(Recomendación: Escuchar pista 5 Australian Aboriginal Music with Didgeridoo)
Corría despavorida. Huía tan rápido como le permitían sus
piernas sorteando ramas y raíces de los grandes árboles que oscurecían el
corazón de la selva. Cuando su corazón latía a una velocidad extremadamente
acelerada, entonces debía buscar rápidamente un lugar donde descansar, unos
instantes. Escondida entre la espesura respiraba angustiada. Su rostro sudoroso
expresaba el mayor de los temores. Un miedo que jamás había conocido. La selva
era su vida. Las raíces, sus raíces. La sangre de sus venas corría por cada uno
de los árboles de aquella jungla. Pero ahora estaba aterrorizada. Sus ojos
desorbitados intentaban observar todo a la vez. Norte, sur, este, oeste. Debía
mantenerse alerta en todo momento. Aquellos indígenas la buscaban. La
necesitaban. Sin quererlo se había convertido en el tesoro más preciado de la
tribu. Sabían en qué lugar de aquella selva se encontraba, pretendían llevársela
para siempre. Arrebatarían su vida, sin pudor, como ella misma lo había
observado, con sus más queridos compañeros.
Ruido de pisadas veloces.
Palos apartando el follaje.
Cerca.
Muy cerca.
Gritos aborígenes.
Huye!! No puedes malgastar tu tiempo pensando en qué será de
ti cuando te atrapen. Corre tanto como puedas, atraviesa la selva. Tu selva.
Vamos, la conoces como la palma de tu mano, serías capaz de dibujar un plano de
todos y cada uno de los árboles que la forman. Ellos simplemente siguen tu
rastro. Debes ser inteligente!
Más gritos.
Más cerca.
De repente aquella selva verde y húmeda, oscura, misteriosa
pero acogedora para su corazón.

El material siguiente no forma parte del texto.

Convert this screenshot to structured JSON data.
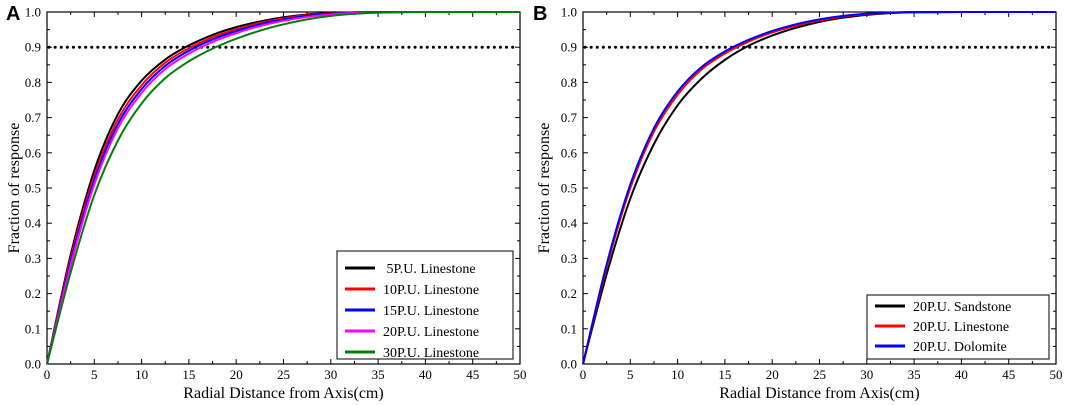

Aquella selva guardiana, aquella madre
naturaleza que le había dado su sitio en el mundo. De repente todo parecía
extraño, el verde se tiñó de naranja, y la humedad era ahora un calor
abrasador. El fuego de las antorchas la alcanzaba. No podía hacer nada. Ni sus
piernas ni su aliento le permitían correr más velozmente. Estaba atrapada.
De repente.
Silencio.
El mundo se detuvo a sus pies.
Aquellos hombres se habían paralizado.
Solamente su corazón latía desesperadamente.
Había decidido hacer música con los sonidos de la selva. Las
hojas. Las ramas. Un canto a la tierra. Su vida finalizaba y no quería
terminarla así. Sin más. Llena de miedo, rabia y angustia.
Al cabo de unos instantes, los indígenas se alejaron con pasos
lentos. Tímidos. Avergonzados quizás. O tristes. O nostálgicos. Nunca llegué a
comprobarlo.
Pero se alejaron. Y yo abrí los ojos. Y aplaudí.